Сперва Иванников даже не поверил своим ушам. Он напрягся, вытянул шею: да, самолет летел сюда, приближался.
В ту же минуту над складами, над станцией взвыли сигналы воздушной тревоги.
За все время, что Иванников здесь, он ни разу не слыхал этих сигналов, хотя наши самолеты летали над Батайском почти каждую ночь. А тут сигналы…
Все так же мечутся от Ростова прожектора, а гул все ближе, увереннее, решительнее. И Иванникова этот гул как бы подхватил и понес на своих волнах…
Это была не радость, не восторг, а неизвестно что: слезы выступили из глаз сержанта Иванникова, горло сдавило, и почувствовал он в себе такие силы, что кинься на него сейчас сто самых здоровенных фрицев вместе с собаками — всех бы раскидал, как котят.
Он снова и снова нажимал кнопку, уже не заботясь, видят ли его со сторожевых вышек, или нет. Теперь это ровным счетом ничего не значило.
Вдруг стало светло, как днем. И даже светлее. Иванников не сообразил, откуда этот свет, это море света, да и некогда ему было соображать. Одно было важным, главным, единственным: там, наверху, неизвестный летчик принял его сигнал и ведет к нему свой самолет.
Продолжая посылать сигналы, Иванников решительно выбирался из своей щели. Только вверх, только навстречу своему самолету. В нем свои, родные, совершенно вольные люди, делающие только то, что могут делать одни лишь вольные люди…
Но и он — он тоже вольный!
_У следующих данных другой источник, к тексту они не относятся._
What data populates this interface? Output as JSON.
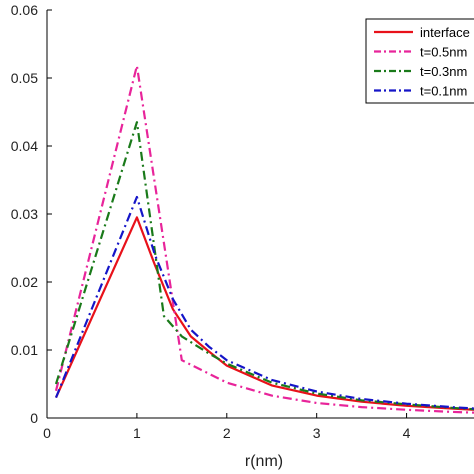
{
  "chart_data": {
    "type": "line",
    "xlabel": "r(nm)",
    "ylabel": "",
    "xlim": [
      0,
      4.75
    ],
    "ylim": [
      0,
      0.06
    ],
    "xticks": [
      0,
      1,
      2,
      3,
      4
    ],
    "xtick_labels": [
      "0",
      "1",
      "2",
      "3",
      "4"
    ],
    "yticks": [
      0,
      0.01,
      0.02,
      0.03,
      0.04,
      0.05,
      0.06
    ],
    "ytick_labels": [
      "0",
      "0.01",
      "0.02",
      "0.03",
      "0.04",
      "0.05",
      "0.06"
    ],
    "grid": false,
    "legend_position": "top-right",
    "series": [
      {
        "name": "interface",
        "color": "#e8111a",
        "dash": "solid",
        "points": [
          [
            0.1,
            0.003
          ],
          [
            1.0,
            0.0295
          ],
          [
            1.2,
            0.0225
          ],
          [
            1.4,
            0.016
          ],
          [
            1.6,
            0.012
          ],
          [
            1.8,
            0.0098
          ],
          [
            2.0,
            0.0077
          ],
          [
            2.5,
            0.0048
          ],
          [
            3.0,
            0.0033
          ],
          [
            3.5,
            0.0024
          ],
          [
            4.0,
            0.0018
          ],
          [
            4.5,
            0.0014
          ],
          [
            4.75,
            0.0012
          ]
        ]
      },
      {
        "name": "t=0.5nm",
        "color": "#e8249a",
        "dash": "dash-dot",
        "points": [
          [
            0.1,
            0.004
          ],
          [
            1.0,
            0.0518
          ],
          [
            1.5,
            0.0085
          ],
          [
            2.0,
            0.0052
          ],
          [
            2.5,
            0.0033
          ],
          [
            3.0,
            0.0022
          ],
          [
            3.5,
            0.0016
          ],
          [
            4.0,
            0.0012
          ],
          [
            4.5,
            0.0009
          ],
          [
            4.75,
            0.0008
          ]
        ]
      },
      {
        "name": "t=0.3nm",
        "color": "#1a7a1a",
        "dash": "dash-dot",
        "points": [
          [
            0.1,
            0.005
          ],
          [
            1.0,
            0.0435
          ],
          [
            1.3,
            0.015
          ],
          [
            1.5,
            0.012
          ],
          [
            1.8,
            0.0095
          ],
          [
            2.0,
            0.008
          ],
          [
            2.5,
            0.0052
          ],
          [
            3.0,
            0.0036
          ],
          [
            3.5,
            0.0026
          ],
          [
            4.0,
            0.002
          ],
          [
            4.5,
            0.0015
          ],
          [
            4.75,
            0.0013
          ]
        ]
      },
      {
        "name": "t=0.1nm",
        "color": "#1515c8",
        "dash": "dash-dot",
        "points": [
          [
            0.1,
            0.003
          ],
          [
            1.0,
            0.0325
          ],
          [
            1.2,
            0.024
          ],
          [
            1.4,
            0.0175
          ],
          [
            1.6,
            0.013
          ],
          [
            1.8,
            0.0105
          ],
          [
            2.0,
            0.0085
          ],
          [
            2.5,
            0.0056
          ],
          [
            3.0,
            0.0039
          ],
          [
            3.5,
            0.0028
          ],
          [
            4.0,
            0.0021
          ],
          [
            4.5,
            0.0016
          ],
          [
            4.75,
            0.0014
          ]
        ]
      }
    ],
    "legend": [
      "interface",
      "t=0.5nm",
      "t=0.3nm",
      "t=0.1nm"
    ]
  }
}
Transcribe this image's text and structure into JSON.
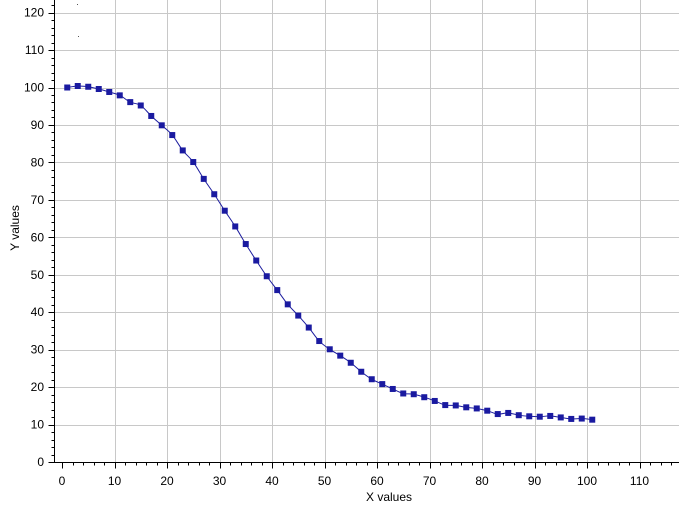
{
  "chart_data": {
    "type": "scatter",
    "title": "",
    "xlabel": "X values",
    "ylabel": "Y values",
    "xlim": [
      0,
      118
    ],
    "ylim": [
      0,
      124
    ],
    "xticks": [
      0,
      10,
      20,
      30,
      40,
      50,
      60,
      70,
      80,
      90,
      100,
      110
    ],
    "yticks": [
      0,
      10,
      20,
      30,
      40,
      50,
      60,
      70,
      80,
      90,
      100,
      110,
      120
    ],
    "grid": true,
    "legend": "none",
    "colors": {
      "series": "#1c1c9e",
      "marker": "#1a1aa0",
      "grid": "#c8c8c8",
      "axis": "#000000"
    },
    "series": [
      {
        "line": true,
        "marker": "square",
        "x": [
          1,
          3,
          5,
          7,
          9,
          11,
          13,
          15,
          17,
          19,
          21,
          23,
          25,
          27,
          29,
          31,
          33,
          35,
          37,
          39,
          41,
          43,
          45,
          47,
          49,
          51,
          53,
          55,
          57,
          59,
          61,
          63,
          65,
          67,
          69,
          71,
          73,
          75,
          77,
          79,
          81,
          83,
          85,
          87,
          89,
          91,
          93,
          95,
          97,
          99,
          101
        ],
        "y": [
          100,
          100.4,
          100.2,
          99.6,
          98.8,
          97.9,
          96.1,
          95.2,
          92.4,
          89.9,
          87.3,
          83.2,
          80.1,
          75.6,
          71.5,
          67.1,
          62.9,
          58.2,
          53.8,
          49.6,
          45.9,
          42.1,
          39.1,
          35.9,
          32.3,
          30.1,
          28.4,
          26.5,
          24.1,
          22.1,
          20.8,
          19.5,
          18.3,
          18.1,
          17.3,
          16.3,
          15.2,
          15.1,
          14.6,
          14.3,
          13.7,
          12.8,
          13.1,
          12.5,
          12.2,
          12.1,
          12.3,
          11.9,
          11.5,
          11.6,
          11.3
        ]
      }
    ]
  }
}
Он тоже делает то, что хочет делать сам. Он не будет больше падать лицом в снег, он не будет больше участвовать в тараканьих бегах. Он не будет унизительно ожидать своей порции баланды, своего куска чего-то такого, что на их языке называется «бро-от».
Он волен! Волен, как его товарищи по взводу, как его отец и мать в далекой ярославской деревушке. Он сам — по своей воле — выбрал свою долю, свою участь — и слезы ярости последних минут жизни, слезы прощания с жизнью текли по грязным щекам Иванникова, по заросшему жестким волосом подбородку…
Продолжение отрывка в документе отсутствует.